Mokou watched as Tewi wandered off into the night. It wasn't until the light from the lantern had disappeared entirely that she took her eyes off of the road.
Then she glanced off toward the horizon. The Children's Home was surrounded by mostly rolling fields of grass, which was ideal for the kids. It gave them plenty of room to run around, and made it easier to keep an eye on them.

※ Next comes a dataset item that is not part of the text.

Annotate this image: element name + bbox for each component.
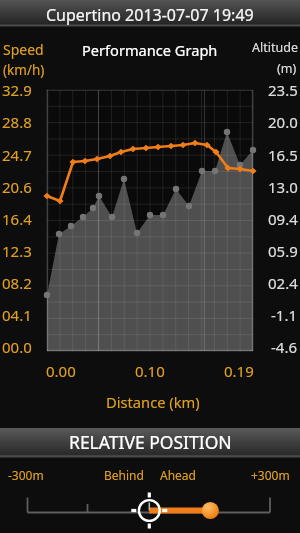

But beyond that was the gnarled trees and long shadows of the Youkai Forest. And like Tewi said, there were plenty of monsters lurking within.
Mokou ought to know. It wasn't so long ago that she was counted as one of them.
Usually when the kids were taken to market, Mokou would stay behind. Preparing the day's meals took a lot of time and work, and even if it didn't, she hated crowds on principle and never did well with large numbers of other Humans. It just brought back too many bad memories. However, she decided that she just might come along this one time. If something was up, then this was the best to get to the root of things.